2010 Census–Pt 4

During the Address Update, we used the hand-held computers (HHC) I mentioned before. It was a handy little gadget, complete with a GPS locator that would show me exactly where I was at any given time. It was not a complete GPS like we use in our cars, in that it could not give me directions.

We used the locator to place a spot on our maps to indicate the exact location of a house. I would stand 10 feet from the front door, wait for the spotter to settle down, then tap the indicator with the stylus. The computer would place a black dot on the map in that spot in relation to the road. Worked really neat.

During the actual census, these map spots had been transferred to paper maps that the census taker would use to help locate a house.

For those of you who have never been out into the farming community of your area, you may not be able to understand why we would need something like this. But, in the hills, with their twisted turning roads that become gravel to clay back to pavement without warning, these maps can be a great benefit.

In this type of area, the postal service does not go to every single house.

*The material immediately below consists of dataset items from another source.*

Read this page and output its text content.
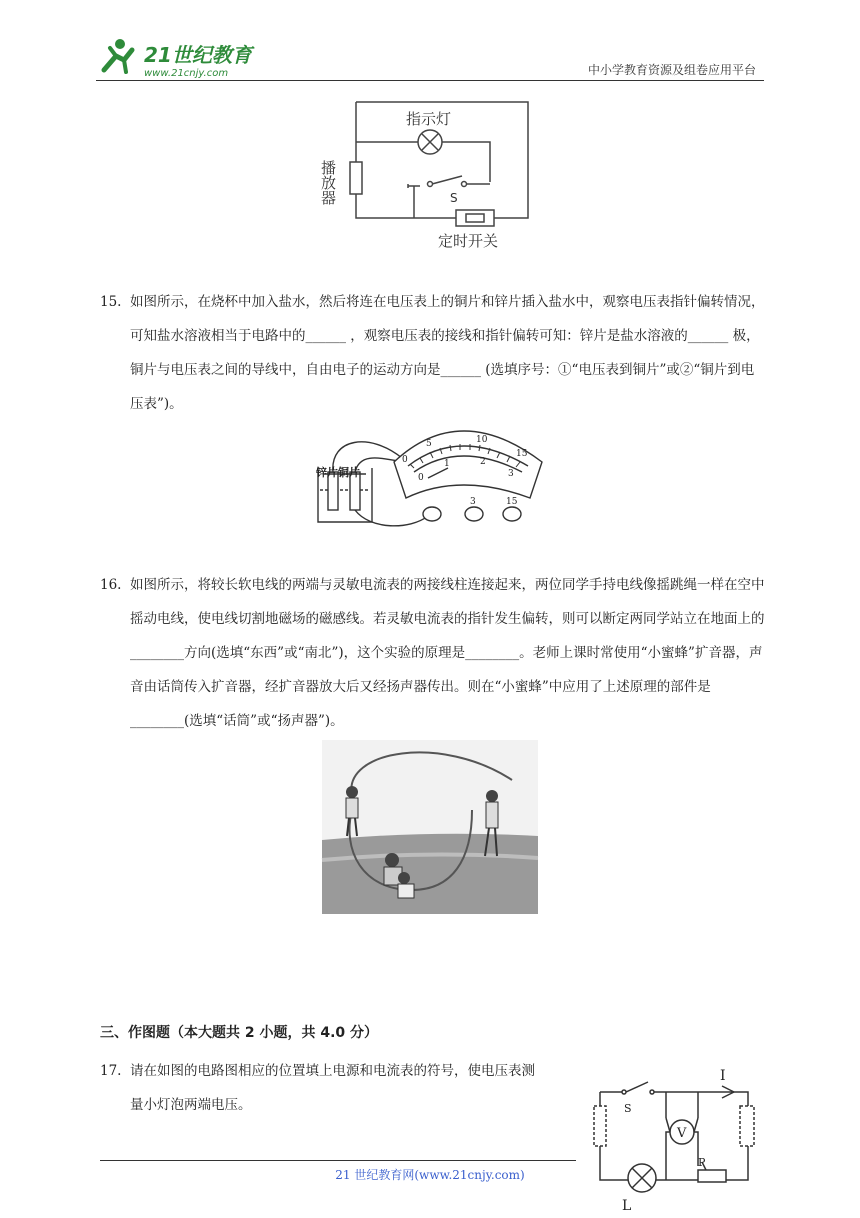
21世纪教育
www.21cnjy.com	中小学教育资源及组卷应用平台
指示灯
播放器	S
定时开关
15. 如图所示，在烧杯中加入盐水，然后将连在电压表上的铜片和锌片插入盐水中，观察电压表指针偏转情况，可知盐水溶液相当于电路中的______ ，观察电压表的接线和指针偏转可知：锌片是盐水溶液的______ 极，铜片与电压表之间的导线中，自由电子的运动方向是______ (选填序号：①“电压表到铜片”或②“铜片到电压表”)。
锌片铜片
0
5	10
15
0
1	2
3
3	15
16. 如图所示，将较长软电线的两端与灵敏电流表的两接线柱连接起来，两位同学手持电线像摇跳绳一样在空中摇动电线，使电线切割地磁场的磁感线。若灵敏电流表的指针发生偏转，则可以断定两同学站立在地面上的________方向(选填“东西”或“南北”)，这个实验的原理是________。老师上课时常使用“小蜜蜂”扩音器，声音由话筒传入扩音器，经扩音器放大后又经扬声器传出。则在“小蜜蜂”中应用了上述原理的部件是________(选填“话筒”或“扬声器”)。
三、作图题（本大题共 2 小题，共 4.0 分）
17. 请在如图的电路图相应的位置填上电源和电流表的符号，使电压表测量小灯泡两端电压。
I
S
V
L
P
21 世纪教育网(www.21cnjy.com)
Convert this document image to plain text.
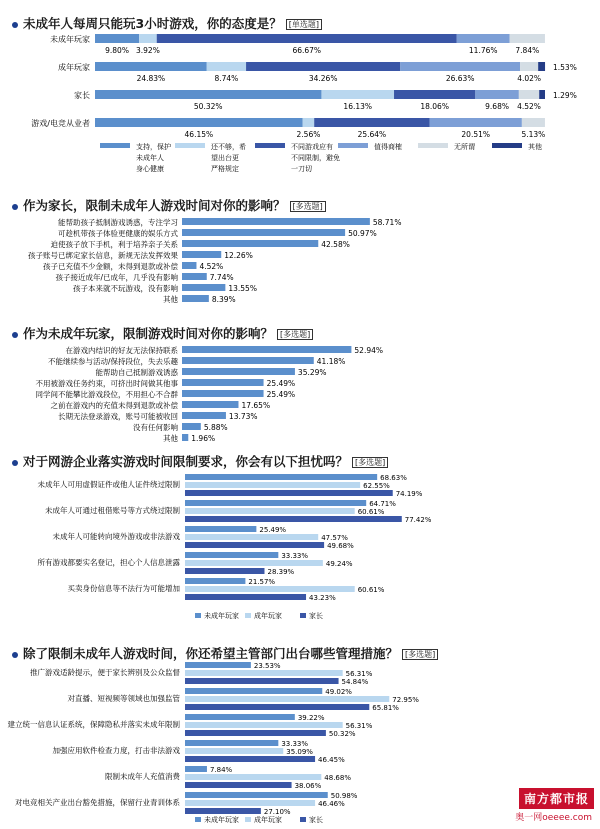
未成年人每周只能玩3小时游戏，你的态度是？ [单选题]
未成年玩家
9.80% 3.92%	66.67%	11.76% 7.84%
成年玩家
24.83%	8.74%	34.26%	26.63%	4.02%
1.53%
家长
50.32%	16.13%	18.06%	9.68% 4.52%
1.29%
游戏/电竞从业者
46.15%	2.56%	25.64%	20.51%	5.13%
支持，保护
未成年人
身心健康
还不够，希
望出台更
严格规定
不同游戏应有
不同限制，避免
一刀切
值得商榷	无所谓	其他
作为家长，限制未成年人游戏时间对你的影响？ [多选题]
能帮助孩子抵制游戏诱惑，专注学习	58.71%
可趁机带孩子体验更健康的娱乐方式	50.97%
迫使孩子放下手机，利于培养亲子关系	42.58%
孩子账号已绑定家长信息，新规无法发挥效果	12.26%
孩子已充值不少金额，未得到退款或补偿	4.52%
孩子接近成年/已成年，几乎没有影响	7.74%
孩子本来就不玩游戏，没有影响	13.55%
其他	8.39%
作为未成年玩家，限制游戏时间对你的影响？ [多选题]
在游戏内结识的好友无法保持联系	52.94%
不能继续参与活动/保持段位，失去乐趣	41.18%
能帮助自己抵制游戏诱惑	35.29%
不用被游戏任务约束，可挤出时间做其他事	25.49%
同学间不能攀比游戏段位，不用担心不合群	25.49%
之前在游戏内的充值未得到退款或补偿	17.65%
长期无法登录游戏，账号可能被收回	13.73%
没有任何影响	5.88%
其他 1.96%
对于网游企业落实游戏时间限制要求，你会有以下担忧吗？ [多选题]
未成年人可用虚假证件或他人证件绕过限制
68.63%
62.55%
74.19%
未成年人可通过租借账号等方式绕过限制
64.71%
60.61%
77.42%
未成年人可能转向境外游戏或非法游戏
25.49%
47.57%
49.68%
所有游戏都要实名登记，担心个人信息泄露
33.33%
49.24%
28.39%
买卖身份信息等不法行为可能增加
21.57%
60.61%
43.23%
未成年玩家 成年玩家	家长
除了限制未成年人游戏时间，你还希望主管部门出台哪些管理措施？ [多选题]
推广游戏适龄提示，便于家长辨别及公众监督
23.53%
56.31%
54.84%
对直播、短视频等领域也加强监管
49.02%
72.95%
65.81%
建立统一信息认证系统，保障隐私并落实未成年限制
39.22%
56.31%
50.32%
加强应用软件检查力度，打击非法游戏
33.33%
35.09%
46.45%
限制未成年人充值消费
7.84%
48.68%
38.06%
对电竞相关产业出台豁免措施，保留行业青训体系
50.98%
46.46%
27.10%
未成年玩家 成年玩家	家长
南方都市报
奥一网oeeee.com
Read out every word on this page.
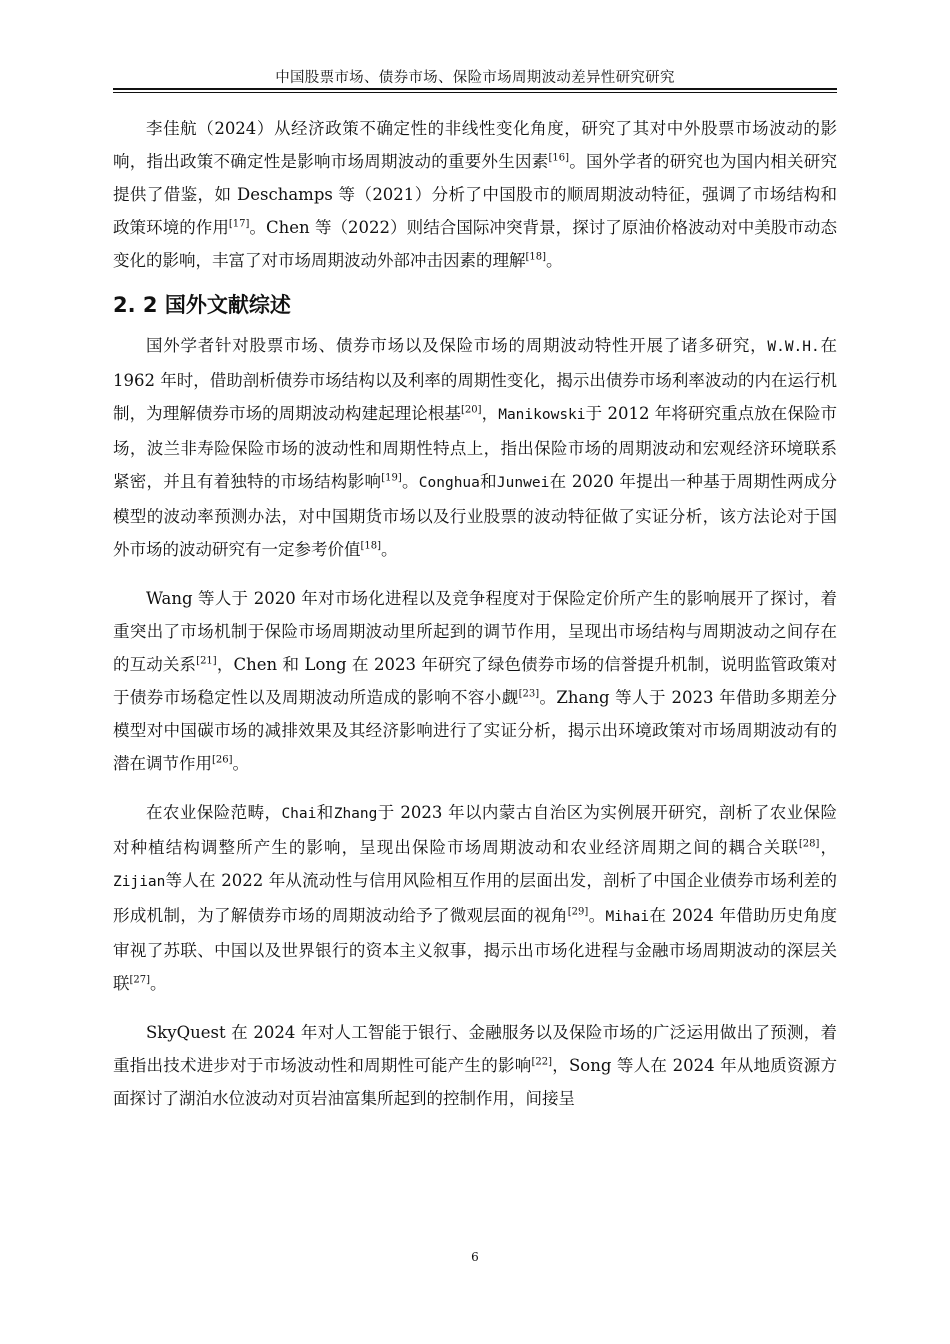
中国股票市场、债券市场、保险市场周期波动差异性研究研究

李佳航（2024）从经济政策不确定性的非线性变化角度，研究了其对中外股票市场波动的影响，指出政策不确定性是影响市场周期波动的重要外生因素[16]。国外学者的研究也为国内相关研究提供了借鉴，如 Deschamps 等（2021）分析了中国股市的顺周期波动特征，强调了市场结构和政策环境的作用[17]。Chen 等（2022）则结合国际冲突背景，探讨了原油价格波动对中美股市动态变化的影响，丰富了对市场周期波动外部冲击因素的理解[18]。

2. 2 国外文献综述

国外学者针对股票市场、债券市场以及保险市场的周期波动特性开展了诸多研究，W.W.H.在 1962 年时，借助剖析债券市场结构以及利率的周期性变化，揭示出债券市场利率波动的内在运行机制，为理解债券市场的周期波动构建起理论根基[20]，Manikowski于 2012 年将研究重点放在保险市场，波兰非寿险保险市场的波动性和周期性特点上，指出保险市场的周期波动和宏观经济环境联系紧密，并且有着独特的市场结构影响[19]。Conghua和Junwei在 2020 年提出一种基于周期性两成分模型的波动率预测办法，对中国期货市场以及行业股票的波动特征做了实证分析，该方法论对于国外市场的波动研究有一定参考价值[18]。

Wang 等人于 2020 年对市场化进程以及竞争程度对于保险定价所产生的影响展开了探讨，着重突出了市场机制于保险市场周期波动里所起到的调节作用，呈现出市场结构与周期波动之间存在的互动关系[21]，Chen 和 Long 在 2023 年研究了绿色债券市场的信誉提升机制，说明监管政策对于债券市场稳定性以及周期波动所造成的影响不容小觑[23]。Zhang 等人于 2023 年借助多期差分模型对中国碳市场的减排效果及其经济影响进行了实证分析，揭示出环境政策对市场周期波动有的潜在调节作用[26]。

在农业保险范畴，Chai和Zhang于 2023 年以内蒙古自治区为实例展开研究，剖析了农业保险对种植结构调整所产生的影响，呈现出保险市场周期波动和农业经济周期之间的耦合关联[28]，Zijian等人在 2022 年从流动性与信用风险相互作用的层面出发，剖析了中国企业债券市场利差的形成机制，为了解债券市场的周期波动给予了微观层面的视角[29]。Mihai在 2024 年借助历史角度审视了苏联、中国以及世界银行的资本主义叙事，揭示出市场化进程与金融市场周期波动的深层关联[27]。

SkyQuest 在 2024 年对人工智能于银行、金融服务以及保险市场的广泛运用做出了预测，着重指出技术进步对于市场波动性和周期性可能产生的影响[22]，Song 等人在 2024 年从地质资源方面探讨了湖泊水位波动对页岩油富集所起到的控制作用，间接呈

6
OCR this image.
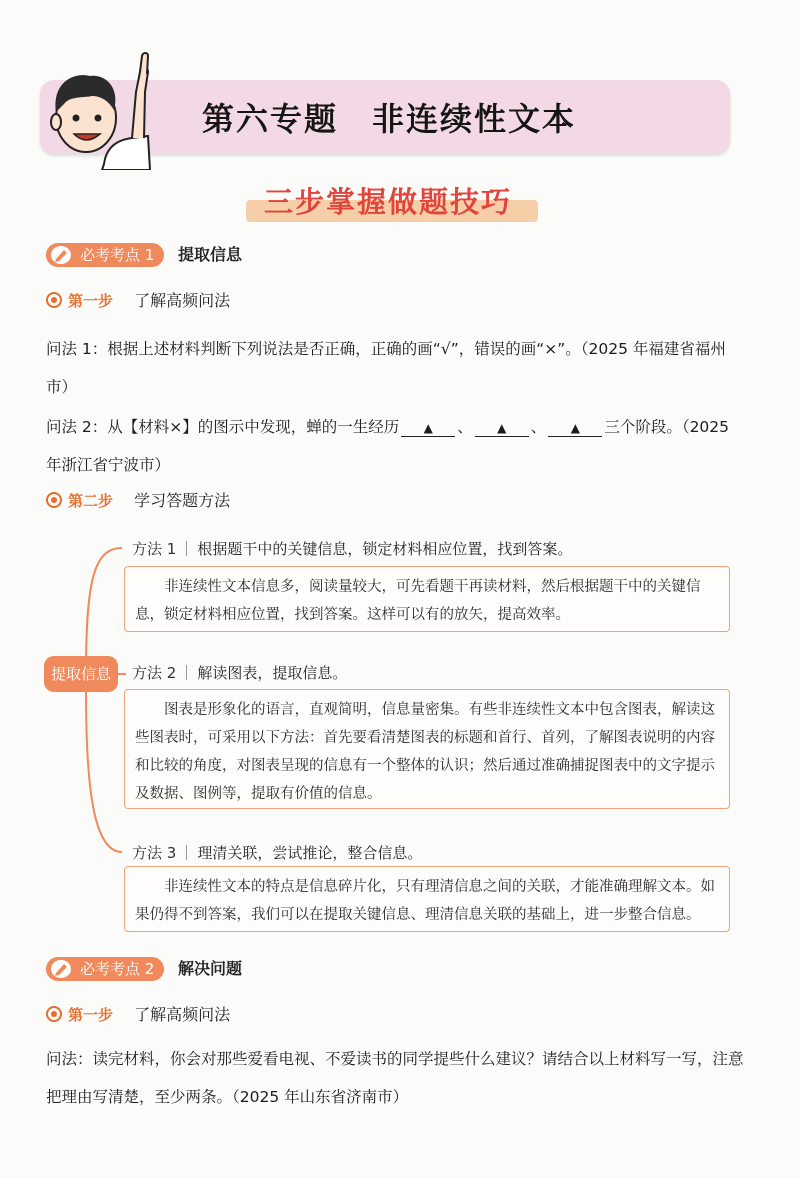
第六专题　非连续性文本
三步掌握做题技巧
必考考点 1	提取信息
第一步 了解高频问法
问法 1：根据上述材料判断下列说法是否正确，正确的画“√”，错误的画“×”。（2025 年福建省福州市）
问法 2：从【材料×】的图示中发现，蝉的一生经历 ▲ 、 ▲ 、 ▲ 三个阶段。（2025 年浙江省宁波市）
第二步 学习答题方法
提取信息
方法 1 根据题干中的关键信息，锁定材料相应位置，找到答案。

非连续性文本信息多，阅读量较大，可先看题干再读材料，然后根据题干中的关键信息，锁定材料相应位置，找到答案。这样可以有的放矢，提高效率。

方法 2 解读图表，提取信息。

图表是形象化的语言，直观简明，信息量密集。有些非连续性文本中包含图表，解读这些图表时，可采用以下方法：首先要看清楚图表的标题和首行、首列，了解图表说明的内容和比较的角度，对图表呈现的信息有一个整体的认识；然后通过准确捕捉图表中的文字提示及数据、图例等，提取有价值的信息。

方法 3 理清关联，尝试推论，整合信息。

非连续性文本的特点是信息碎片化，只有理清信息之间的关联，才能准确理解文本。如果仍得不到答案，我们可以在提取关键信息、理清信息关联的基础上，进一步整合信息。

必考考点 2	解决问题
第一步 了解高频问法
问法：读完材料，你会对那些爱看电视、不爱读书的同学提些什么建议？请结合以上材料写一写，注意把理由写清楚，至少两条。（2025 年山东省济南市）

Often, there is a row of mailboxes at the bottom of a hill on the corner of the intersection. These mailboxes can be more than a mile from the household to which they belong.

During the census, some of my people had a map with the housing spots all clumped together at the intersection!

Why?

Because some enterprising, shiftless employee who recognized an easy dollar, sat at the bottom of the hill using the HHC to map-spot the mailboxes!!

This made it extremely difficult for the census taker, because many of these houses did not have house numbers at their physical location.

Time wasted. Money wasted. Resources wasted.

But, who cares? I got mine!!

As to the houses without numbers, which has nothing to do with the census–don’t people realize the jeopardy they are putting themselves in?

Most folks who move out into the country backwoods are trying to get away from many things including government intrusion. So, the census workers were not very welcome at some of these locations.

But house numbers on the street are not put there so that Big Brother can spy on you. He does that with or without your house number. Numbering your location–in town or out-of-town–could save your dwelling in the event of fire or your life in some other disaster.

But people think they can hide with these silly little subterfuges.

I knocked on one door of a lovely two-story home out in one of these areas. No one answered the door, and I heard nor saw any signs of life. It was about 9:30 in the morning.

I backed up from the door, held my HHC, and was about to pinpoint the spot when the window upstairs flew open.

“What are you doing?!?” the lady demanded. She had a phone and was in conversation with someone on the other end.

I calmly and politely identified myself, and told her what I was doing with the census and with the HHC.

She wanted to know how the HHC worked, and I told her.

She said, “I don’t want the government to know where I am.”

After I told her I wasn’t after her name or any other information, I told her that the satellites overhead could see me standing in her yard talking with her.

She screamed, “Cannot!!” And then she softly said, “Oh.”

Her daughter, on the other end of the phone conversation, confirmed what I had told her.

Fear manifests itself in weird ways.

I had been to a house in a neighborhood in the suburbs. I spoke with the gentleman, talked about different things, told him what I was doing, and then went on my way.

Somehow, I failed to gather the mapspot for his location, but didn’t realize it until I was almost done with the block.

I went down the rest of the block, and then returned to his sidewalk.

I was standing there collecting the mapspot–which I had previously described to him–when the front door flew open and he came running out demanding, “Why are you taking pictures of my house?”

I guess that could be considered a legitimate question, but the demanding tone indicated something more than simply gathering information. He was trying to intimidate me.

Number one, I am not easily intimidated. Number two, it is perfectly legal for me to take picture of any house that I can see from the street. Number three, I wasn’t taking pictures. Number four, I had just told him not more than 10 minutes prior what I was doing.

I calmly explained that I was the guy who had just been to his house, and that I had failed to get the mapspot that I had told him about.

“Oh,” he said, backing down from his posturing. “The lady across the street called me and said someone was outside my house taking pictures.”

Those of you reading this will have plenty of explanations as to why he might have been that way, but I still call it fear. He believed the negative that someone told him, rather than his own experience.

I met a lot of strange people during my time with the census, but I worked with just as many.